Correlation Between Lollands Bank and Tryg AS
Can any of the company-specific risk be diversified away by investing in both Lollands Bank and Tryg AS at the same time? Although using a correlation coefficient on its own may not help to predict future stock returns, this module helps to understand the diversifiable risk of combining Lollands Bank and Tryg AS into the same portfolio, which is an essential part of the fundamental portfolio management process.
By analyzing existing cross correlation between Lollands Bank and Tryg AS, you can compare the effects of market volatilities on Lollands Bank and Tryg AS and check how they will diversify away market risk if combined in the same portfolio for a given time horizon. You can also utilize pair trading strategies of matching a long position in Lollands Bank with a short position of Tryg AS. Check out your portfolio center. Please also check ongoing floating volatility patterns of Lollands Bank and Tryg AS.
Diversification Opportunities for Lollands Bank and Tryg AS
-0.57 | Correlation Coefficient |
Excellent diversification
The 3 months correlation between Lollands and Tryg is -0.57. Overlapping area represents the amount of risk that can be diversified away by holding Lollands Bank and Tryg AS in the same portfolio, assuming nothing else is changed. The correlation between historical prices or returns on Tryg AS and Lollands Bank is a relative statistical measure of the degree to which these equity instruments tend to move together. The correlation coefficient measures the extent to which returns on Lollands Bank are associated (or correlated) with Tryg AS. Values of the correlation coefficient range from -1 to +1, where. The correlation of zero (0) is possible when the price movement of Tryg AS has no effect on the direction of Lollands Bank i.e., Lollands Bank and Tryg AS go up and down completely randomly.
Pair Corralation between Lollands Bank and Tryg AS
Assuming the 90 days trading horizon Lollands Bank is expected to generate 1.06 times less return on investment than Tryg AS. In addition to that, Lollands Bank is 1.18 times more volatile than Tryg AS. It trades about 0.18 of its total potential returns per unit of risk. Tryg AS is currently generating about 0.23 per unit of volatility. If you would invest 15,120 in Tryg AS on October 22, 2024 and sell it today you would earn a total of 420.00 from holding Tryg AS or generate 2.78% return on investment over 90 days.
Time Period | 3 Months [change] |
Direction | Moves Against |
Strength | Very Weak |
Accuracy | 100.0% |
Values | Daily Returns |
Lollands Bank vs. Tryg AS
Performance |
Timeline |
Lollands Bank |
Tryg AS |
Lollands Bank and Tryg AS Volatility Contrast
Predicted Return Density |
Returns |
Pair Trading with Lollands Bank and Tryg AS
The main advantage of trading using opposite Lollands Bank and Tryg AS positions is that it hedges away some unsystematic risk. Because of two separate transactions, even if Lollands Bank position performs unexpectedly, Tryg AS can make up some of the losses.
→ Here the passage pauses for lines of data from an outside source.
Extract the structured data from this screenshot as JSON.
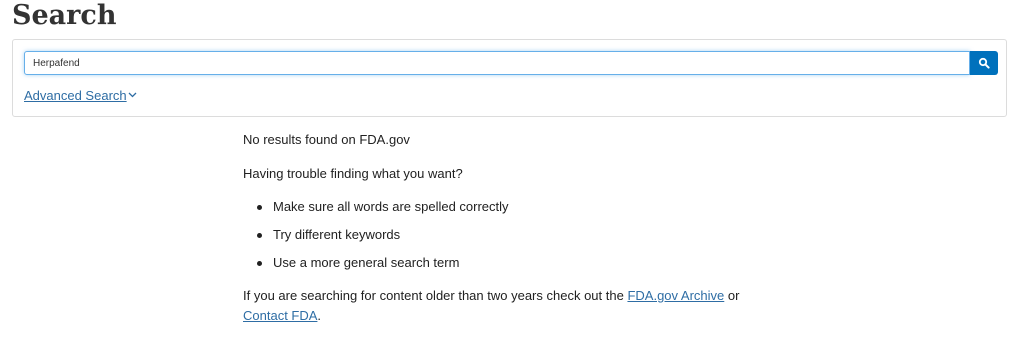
{
  "page": {
    "title": "Search"
  },
  "search": {
    "query": "Herpafend",
    "button_icon": "search-icon",
    "advanced_label": "Advanced Search",
    "advanced_icon": "chevron-down-icon"
  },
  "results": {
    "no_results": "No results found on FDA.gov",
    "trouble_heading": "Having trouble finding what you want?",
    "tips": [
      "Make sure all words are spelled correctly",
      "Try different keywords",
      "Use a more general search term"
    ],
    "older_prefix": "If you are searching for content older than two years check out the ",
    "archive_link": "FDA.gov Archive",
    "older_middle": " or",
    "contact_link": "Contact FDA",
    "older_suffix": "."
  },
  "colors": {
    "accent": "#0071bc",
    "link": "#2e6da4",
    "focus_border": "#66afe9"
  }
}
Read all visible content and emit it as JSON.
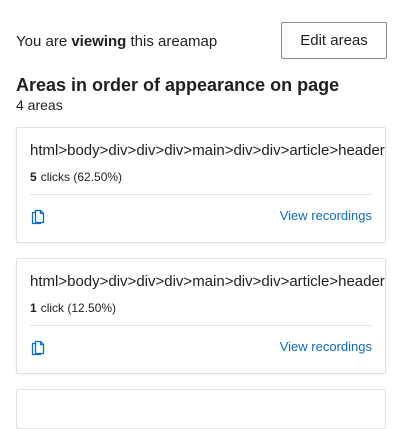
{
  "header": {
    "viewing_prefix": "You are ",
    "viewing_bold": "viewing",
    "viewing_suffix": " this areamap",
    "edit_button": "Edit areas"
  },
  "section": {
    "title": "Areas in order of appearance on page",
    "count": "4 areas"
  },
  "areas": [
    {
      "path": "html>body>div>div>div>main>div>div>article>header",
      "clicks_num": "5",
      "clicks_text": "clicks (62.50%)",
      "copy_icon": "copy-icon",
      "recordings_label": "View recordings"
    },
    {
      "path": "html>body>div>div>div>main>div>div>article>header",
      "clicks_num": "1",
      "clicks_text": "click (12.50%)",
      "copy_icon": "copy-icon",
      "recordings_label": "View recordings"
    }
  ],
  "colors": {
    "link": "#0f6cbd",
    "border": "#e1e1e1",
    "text": "#1f1f1f"
  }
}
Pair trading also minimizes risk from directional movements in the market. For example, if an entire industry or sector drops because of unexpected headlines, the short position in Tryg AS will offset losses from the drop in Tryg AS's long position.Lollands Bank vs. Skjern Bank AS | Lollands Bank vs. Kreditbanken AS | Lollands Bank vs. Djurslands Bank | Lollands Bank vs. Groenlandsbanken AS |
Check out your portfolio center.Note that this page's information should be used as a complementary analysis to find the right mix of equity instruments to add to your existing portfolios or create a brand new portfolio. You can also try the Correlation Analysis module to reduce portfolio risk simply by holding instruments which are not perfectly correlated.